Chinese officials have reaffirmed the country's determination to continue working on climate change despite climate skeptic Donald Trump's win in the U.S. presidential election.
The U.S. President-elect has questioned climate change and vowed to pull out of the landmark Paris Agreement, bringing uncertainties to the future climate agenda of the United States. and the world as a whole. As the United States and China are believed to be the leading forces in the global green process, China's response has been closely watched at the ongoing UN climate change conference in Marrakech, Morocco.
Gou Haibo, deputy chief of the Chinese delegation to the climate conference, said on November 9 that China would continue its effort in combating climate change despite the results of the U.S. presidential election.

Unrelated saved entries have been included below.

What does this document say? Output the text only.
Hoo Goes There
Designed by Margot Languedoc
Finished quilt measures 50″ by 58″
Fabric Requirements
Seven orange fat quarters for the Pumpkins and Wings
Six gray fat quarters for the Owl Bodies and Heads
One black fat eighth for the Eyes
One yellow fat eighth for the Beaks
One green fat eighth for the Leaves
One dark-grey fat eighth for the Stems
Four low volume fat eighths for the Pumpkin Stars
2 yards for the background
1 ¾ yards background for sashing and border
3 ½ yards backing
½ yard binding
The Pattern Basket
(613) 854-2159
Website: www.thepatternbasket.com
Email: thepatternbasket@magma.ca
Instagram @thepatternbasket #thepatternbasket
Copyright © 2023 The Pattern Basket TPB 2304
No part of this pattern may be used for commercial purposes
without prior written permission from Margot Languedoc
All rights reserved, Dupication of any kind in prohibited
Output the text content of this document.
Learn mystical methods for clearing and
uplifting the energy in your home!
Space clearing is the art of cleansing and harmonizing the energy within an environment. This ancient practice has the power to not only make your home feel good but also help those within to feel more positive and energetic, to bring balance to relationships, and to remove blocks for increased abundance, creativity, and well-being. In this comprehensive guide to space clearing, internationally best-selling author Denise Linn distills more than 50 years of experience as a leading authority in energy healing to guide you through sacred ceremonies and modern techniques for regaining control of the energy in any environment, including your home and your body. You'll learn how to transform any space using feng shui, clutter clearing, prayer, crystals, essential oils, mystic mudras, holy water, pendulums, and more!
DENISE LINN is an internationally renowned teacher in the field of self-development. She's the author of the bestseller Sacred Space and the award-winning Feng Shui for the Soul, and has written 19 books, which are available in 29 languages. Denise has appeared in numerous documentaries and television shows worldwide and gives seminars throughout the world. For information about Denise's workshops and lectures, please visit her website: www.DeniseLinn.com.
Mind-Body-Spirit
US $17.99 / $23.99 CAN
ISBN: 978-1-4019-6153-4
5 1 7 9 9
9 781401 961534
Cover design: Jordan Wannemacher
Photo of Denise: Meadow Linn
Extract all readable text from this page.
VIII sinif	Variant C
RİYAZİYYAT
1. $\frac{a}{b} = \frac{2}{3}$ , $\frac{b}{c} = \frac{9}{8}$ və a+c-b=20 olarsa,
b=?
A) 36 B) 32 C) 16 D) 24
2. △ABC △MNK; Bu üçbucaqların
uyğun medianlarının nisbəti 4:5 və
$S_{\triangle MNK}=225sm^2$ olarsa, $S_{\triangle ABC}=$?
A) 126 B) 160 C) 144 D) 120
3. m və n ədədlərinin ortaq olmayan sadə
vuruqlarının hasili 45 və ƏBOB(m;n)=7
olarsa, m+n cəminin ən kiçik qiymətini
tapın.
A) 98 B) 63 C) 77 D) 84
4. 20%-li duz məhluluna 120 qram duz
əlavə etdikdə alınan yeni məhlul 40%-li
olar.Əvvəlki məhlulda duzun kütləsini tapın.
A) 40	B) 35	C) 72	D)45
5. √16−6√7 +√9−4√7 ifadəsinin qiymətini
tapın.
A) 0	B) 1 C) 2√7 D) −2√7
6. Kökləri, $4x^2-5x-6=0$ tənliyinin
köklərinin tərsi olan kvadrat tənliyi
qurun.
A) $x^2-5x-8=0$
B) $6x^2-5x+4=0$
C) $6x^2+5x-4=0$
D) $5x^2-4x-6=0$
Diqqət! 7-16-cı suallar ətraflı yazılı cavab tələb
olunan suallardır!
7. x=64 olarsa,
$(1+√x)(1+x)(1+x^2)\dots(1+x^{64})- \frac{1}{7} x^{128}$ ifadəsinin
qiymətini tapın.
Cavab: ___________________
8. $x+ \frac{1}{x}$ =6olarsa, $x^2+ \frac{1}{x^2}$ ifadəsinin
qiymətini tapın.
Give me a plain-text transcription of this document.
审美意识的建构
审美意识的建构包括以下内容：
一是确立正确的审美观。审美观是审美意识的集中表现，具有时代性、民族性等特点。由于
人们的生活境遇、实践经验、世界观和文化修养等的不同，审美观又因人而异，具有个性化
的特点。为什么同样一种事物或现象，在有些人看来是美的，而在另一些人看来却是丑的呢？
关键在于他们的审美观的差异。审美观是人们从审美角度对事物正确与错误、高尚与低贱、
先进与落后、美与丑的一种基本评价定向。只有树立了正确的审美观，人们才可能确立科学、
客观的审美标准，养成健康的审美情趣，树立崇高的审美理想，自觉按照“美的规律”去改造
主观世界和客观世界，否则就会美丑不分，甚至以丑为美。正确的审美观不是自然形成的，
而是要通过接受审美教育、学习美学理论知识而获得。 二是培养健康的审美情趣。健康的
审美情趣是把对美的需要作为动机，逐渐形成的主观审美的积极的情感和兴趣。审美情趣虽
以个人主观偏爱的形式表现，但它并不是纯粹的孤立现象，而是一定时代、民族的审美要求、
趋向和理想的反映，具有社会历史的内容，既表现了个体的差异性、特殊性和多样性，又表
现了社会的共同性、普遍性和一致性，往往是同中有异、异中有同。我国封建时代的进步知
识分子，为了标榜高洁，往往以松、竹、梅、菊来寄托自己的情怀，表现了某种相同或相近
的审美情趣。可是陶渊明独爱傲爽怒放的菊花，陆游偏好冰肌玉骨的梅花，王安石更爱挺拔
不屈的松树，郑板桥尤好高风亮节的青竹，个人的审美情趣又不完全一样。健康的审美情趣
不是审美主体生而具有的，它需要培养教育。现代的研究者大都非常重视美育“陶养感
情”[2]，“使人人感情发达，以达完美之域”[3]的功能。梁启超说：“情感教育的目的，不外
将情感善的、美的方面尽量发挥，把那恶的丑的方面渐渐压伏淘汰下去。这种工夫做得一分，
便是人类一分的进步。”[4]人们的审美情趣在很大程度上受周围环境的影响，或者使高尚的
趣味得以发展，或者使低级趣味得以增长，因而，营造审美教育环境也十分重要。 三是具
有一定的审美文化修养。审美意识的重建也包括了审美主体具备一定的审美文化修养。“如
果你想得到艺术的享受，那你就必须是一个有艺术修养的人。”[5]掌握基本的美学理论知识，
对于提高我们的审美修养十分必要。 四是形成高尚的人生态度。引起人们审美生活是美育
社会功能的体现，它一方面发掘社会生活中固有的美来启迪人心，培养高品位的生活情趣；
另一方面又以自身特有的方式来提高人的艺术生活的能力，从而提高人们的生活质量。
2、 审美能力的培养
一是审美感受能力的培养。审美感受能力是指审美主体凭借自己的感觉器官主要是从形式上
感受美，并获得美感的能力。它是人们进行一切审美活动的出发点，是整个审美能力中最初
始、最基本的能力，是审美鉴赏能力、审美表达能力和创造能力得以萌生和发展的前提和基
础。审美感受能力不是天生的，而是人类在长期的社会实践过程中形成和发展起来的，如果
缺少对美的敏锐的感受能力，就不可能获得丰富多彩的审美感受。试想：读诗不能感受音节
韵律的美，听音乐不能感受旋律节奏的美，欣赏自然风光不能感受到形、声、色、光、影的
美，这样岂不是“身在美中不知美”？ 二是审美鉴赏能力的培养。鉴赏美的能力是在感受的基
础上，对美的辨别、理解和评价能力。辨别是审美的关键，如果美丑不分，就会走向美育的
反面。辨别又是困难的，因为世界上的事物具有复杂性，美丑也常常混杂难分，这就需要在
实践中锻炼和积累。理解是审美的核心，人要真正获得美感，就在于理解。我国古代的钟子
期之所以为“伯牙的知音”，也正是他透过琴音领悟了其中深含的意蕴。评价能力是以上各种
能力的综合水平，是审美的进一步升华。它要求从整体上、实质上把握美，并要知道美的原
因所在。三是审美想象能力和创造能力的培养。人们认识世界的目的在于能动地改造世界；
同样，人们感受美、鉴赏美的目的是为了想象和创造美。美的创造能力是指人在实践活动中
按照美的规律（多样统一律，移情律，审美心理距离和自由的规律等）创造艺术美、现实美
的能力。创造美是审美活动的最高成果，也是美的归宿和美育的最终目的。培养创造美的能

Two days later, two veteran Chinese negotiators reaffirmed the country's resolve in combating climate change.
"We have to wait and see whether the new U.S. Government will withdraw from the Paris Agreement, but no matter what happens in the new government of the United States, I think China will continue our action and will continue participating in the global multilateral process." Chen Zhihua, an official of the Department of Climate Change of the National Development and Reform Commission (NDRC), told a group of Chinese and foreign journalists on November 11.
Chen also said that even if the United States withdraws from the Paris Agreement, "the communication and cooperation with the U.S. Government will continue."
Gu Zihua, an official from the Department of Treaty and Law under the Ministry of Foreign Affairs, emphasized that as the Paris Agreement has already come into force, it would take four years for the United States to formally pull out of the Paris Agreement. He said that it would be "politically problematic" if the United States decided to withdraw from the United Nations Framework Convention on Climate Change (UNFCCC), which is the internationally recognized climate change framework. He also emphasized that there are disparities between "campaign policies" and "real policies" in the United States, suggesting that everyone should "wait and see."
Asked whether China would assume the top leadership role in the global transition to a low-carbon economy, Chen said that the leadership role is defined by the UNFCCC and that developed countries are legally bound to contribute more to the mitigation work in climate change and provide financial and technological support to developing countries.
But Chen also said that China has made a lot of effort in combating climate change and that the country is one of the earliest in the world to have launched a national climate change program. The country has also set ambitious carbon reduction targets, he added.
Gu Zihua of the Ministry of Foreign Affairs added that China has not set its sights on asserting the top leadership position in global green action, but is more keen on making its own contribution as well as encouraging other countries to take active actions in the global climate change agenda.